Cultural Awareness in the Social Work World

Presenter: Mika Morikawa

Research Category: Social Sciences, Business, and Law

Globalization has brought a wealth of opportunities – and a profound complexity of our social issues. These are surfacing in our institutions, such as schools, healthcare, governments, and corporations. A stakeholder present in all these environments is social workers. As the reach of globalization continues to expand, social workers and their ability to serve diverse constituents will become increasingly integral to public health and safety.

However, when examining the social work workplace, two alarming characteristics become apparent. Firstly, a stark majority of 67.9% of social workers are white.
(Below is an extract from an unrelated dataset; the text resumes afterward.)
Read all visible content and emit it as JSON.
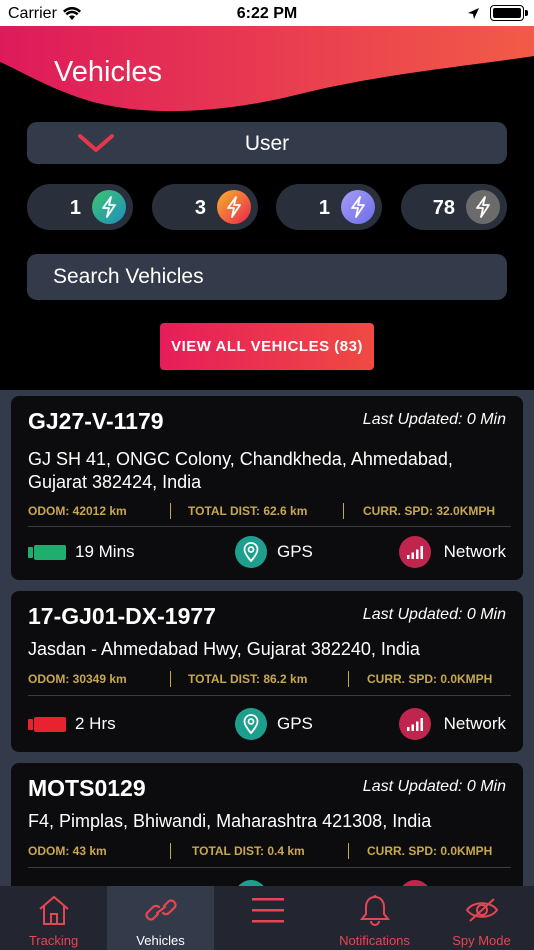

The numbers speak to the social workplace being potentially marginalizing for people of color. Secondly, many social workers do not have a social work degree, and social work managers are oftentimes professional leaders rather than experts in the field. Therefore, social workers do not all have the same exposure to anti-racism curriculum and policies. Considering the demographics of their clientele, it is crucial for social work management to exercise integrative, transformational leadership to increase diverse representation amongst social workers, improving their ability to serve their constituents.

Informed by the Cross-cultural Adaptation model and Critical Race Theory in Critical Leadership, I created a customizable curriculum guideline for social work management aimed at improving the experiences of social workers of color. The guideline is designed to critically examine institutions and to take immediate action with both long and short-term sustainable implementations. Included is a tool in the form of a matrix offering the relationship between the theories and the field.